A primera vista, la vida democrática asume la forma de una sucesión imparable de crisis volátiles y cacofónicas, no pocas veces sobrepuestas, que infunden una sensación generalizada de vértigo existencial, donde todo suena ruidoso y el caos es la imagen dominante. Impera el ensimismamiento, la ausencia de perspectiva o de capacidad de distanciamiento. Las democracias reaccionan tarde, exageran problemas, se enredan en burocracias y procedimientos. A menudo la lógica desborda su cauce, sobre todo en una época donde a las emociones se les confiere valor argumental. En el libro The Confidence Trap, Runciman mapea un siglo de crisis que revelan la misma pauta: incapacidad de anticipar crisis, ansiedad pública ante el probable colapso de la democracia, el sistema usa su flexibilidad para prevalecer ante los retos que se le presentan, vuelve la confianza en la invencibilidad democrática y brotan nuevas crisis que reinician el proceso. Esta repetición genera hartazgo e indolencia. Y no será abusivo concluir que buena parte de la ciudadanía europea se encuentra plenamente convencida de las virtudes inherentes a la democracia, siéndole inconcebible el continente sin separación de poderes ni derechos, libertades y garantías. Aquí está el peligro.

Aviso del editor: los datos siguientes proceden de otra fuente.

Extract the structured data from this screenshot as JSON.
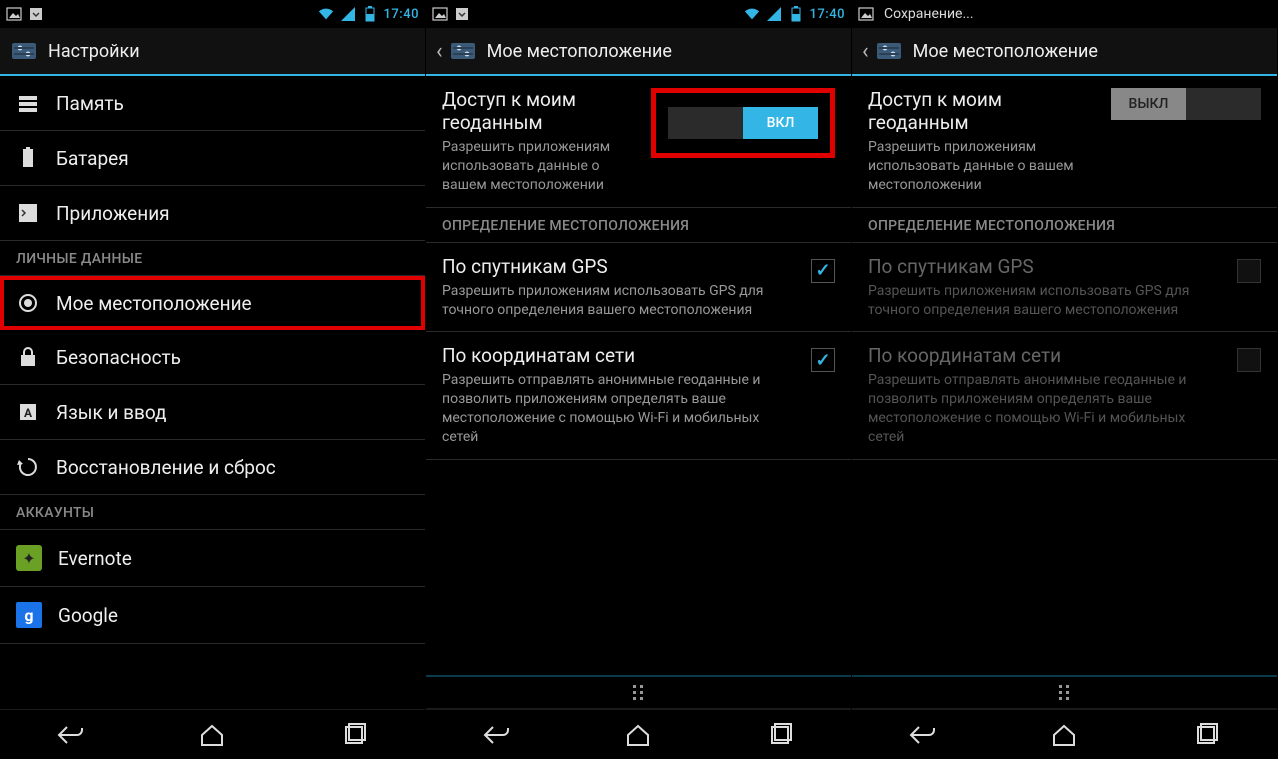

El argumento de Tocqueville que Runciman pulimentó no sobresale por exclusividad. Para Maquiavelo es deber de los ciudadanos mantenerse vigilantes, saber qué hacer y de quién fiarse, porque al dimitirse de sus deberes cívicos – ya sea por pereza, corrupción, o exceso de confianza en las elites – precipitarán la extinción de la república. En línea afín, Ortega y Gasset escribió sobre los peligros del conformismo ensimismado. Y, años más tarde, del otro lado del Atlántico, Bellow anotó que la liberación de la lucha por la supervivencia nos hizo ingenuos y, peor, que el tenebroso ruido del mundo solo es soportable cuando uno está acorazado por una capa de sueño.

Lo interesante de la trampa de la confianza en la democracia es que, al contrario de la literatura sobre el fracaso democrático que inundó las librerías en los últimos años, el enfoque está en la responsabilidad ciudadana, lo que en tiempos de infantilización del debate público destaca por su sentido de oportunidad.

Tal vez las Le Pen, los Zemmour y los Mélenchon sean el nuevo normal al cual nos tendremos que acostumbrar. Pero habrá un precio a pagar. Esperemos que el exceso de confianza no nos impida ver la cuenta.